The building Paul & Harvey occupies--130 S. Murphy Ave.--is older than the bar. Pavo says it may have been a smithy or garage prior to 1937--oral tradition recounts that horseshoes were shaped here. The nude painting behind the bar, affectionately referred to as Miss Gloria, was rendered by Nasty John around 1965--plus or minus a decade. At one time, any tavern worth its salt had a nude masterpiece behind the bar. Accompanied by spittoons and a mop boy to empty them. The great western painter A.D.M. Cooper, in flamboyant gestures, paid off San Jose saloon tabs with naked lady paintings.
When the Del Monte cannery was operational, workers would swarm onto Murphy Avenue at quitting time. Some men would place their paychecks on the bar and proclaim, "I'll drink that much." Not an easy job mucking around with prunes all day, I reckon. Paul & Harvey, Murphy's Law (which was once named Pastime and located across the street), Miramar and other saloons developed bitter rivalries--often resulting in recreational bloodletting and destruction of property.

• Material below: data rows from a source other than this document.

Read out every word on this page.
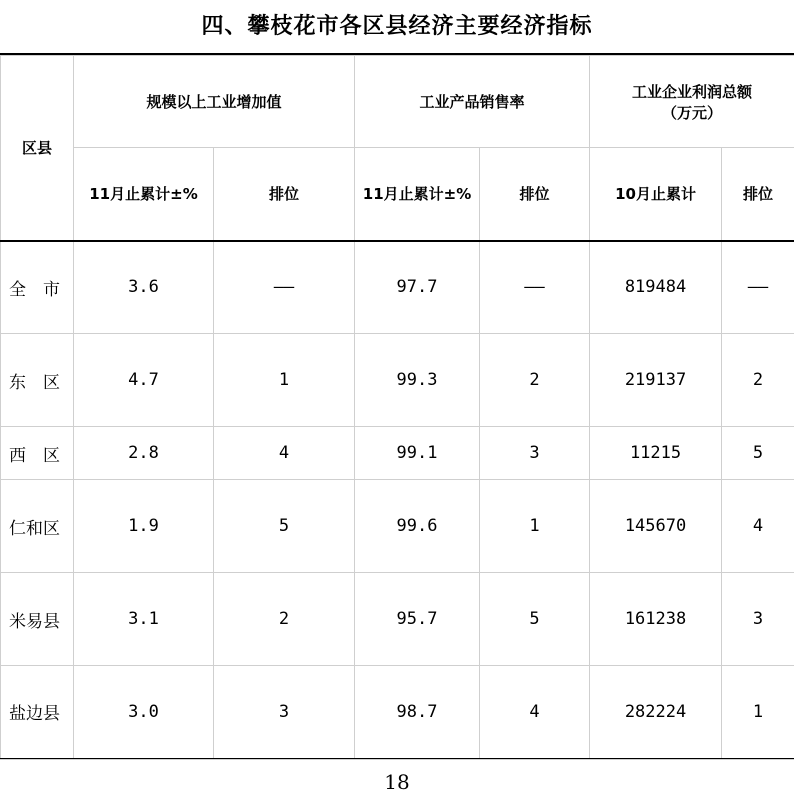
四、攀枝花市各区县经济主要经济指标
区县	规模以上工业增加值		工业产品销售率		工业企业利润总额
（万元）	

	11月止累计±%	排位	11月止累计±%	排位	10月止累计	排位
全　市	3.6	——	97.7	——	819484	——
东　区	4.7	1	99.3	2	219137	2
西　区	2.8	4	99.1	3	11215	5
仁和区	1.9	5	99.6	1	145670	4
米易县	3.1	2	95.7	5	161238	3
盐边县	3.0	3	98.7	4	282224	1
18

Several years ago, a photograph was hijacked from behind the bar depicting Paul & Harvey as it was in the early 1940s: bartenders standing at attention; customers posing, mugs in hand; a trough spittoon running the length of the bar--for spitting and pissing into (yet another civility gone by the wayside). Waves Smokehouse and Saloon (San Jose) had a similar bar, with top-of-the-line marble trough spittoon/urinal (a 1-foot section now preserved under Plexiglas on the dance floor). When the ambience became pungent, a mop boy would slosh a bucket of water down the trough--and you were good to go. Maria promises a reward if the photograph is returned. And I would like to propose a curse to the perpetrator if it is not--consider the fate of Toys "R" Us on El Camino Real, built in the area of the Murphy ranch and haunted by the ghost of a suitor of Martin Murphy's daughter. (Even renowned psychic Sylvia Brown has been unable to entice the ghost of Crazy Johnny back to the light.)
In a previous column about Paul & Harvey, I met wunder-bartenders Brandi and Amber. Further research provided me the opportunity to meet Maria, who has held up her end of the P & H fort since 1990 and is a dynamic force to be reckoned with, and Darcy, who, despite shooting me with a green water pistol, provided invaluable information about the small, toplofty town of Bolinas. She remembers the town well: "This is what I think of Boboland. On Friday nights the alien ship lands and drops 'em off, and those that don't make it back to the ship on Sunday are forever lost in Boboland." Amber quipped that Darcy, a longtime customer at P & H, took to bartending "like a fish in water."
Paul & Harvey disappoints as a dive bar in one respect: the Sunnyvale no-smoking ordnance is strictly enforced. A true-blue dive bar would ignore that ordnance with impunity. But Mme. X reveals that there is a nonfunctioning condom machine, dating back to the 1960s, in the women's bathroom. That is a step in the right direction. Along with a disco ball arriving soon from Luxembourg.
Final note: Owners Tony Bilich and Pavo Grgurevic have a nearly perfect neighborhood bar. Rowdy at times, but with great big loving arms.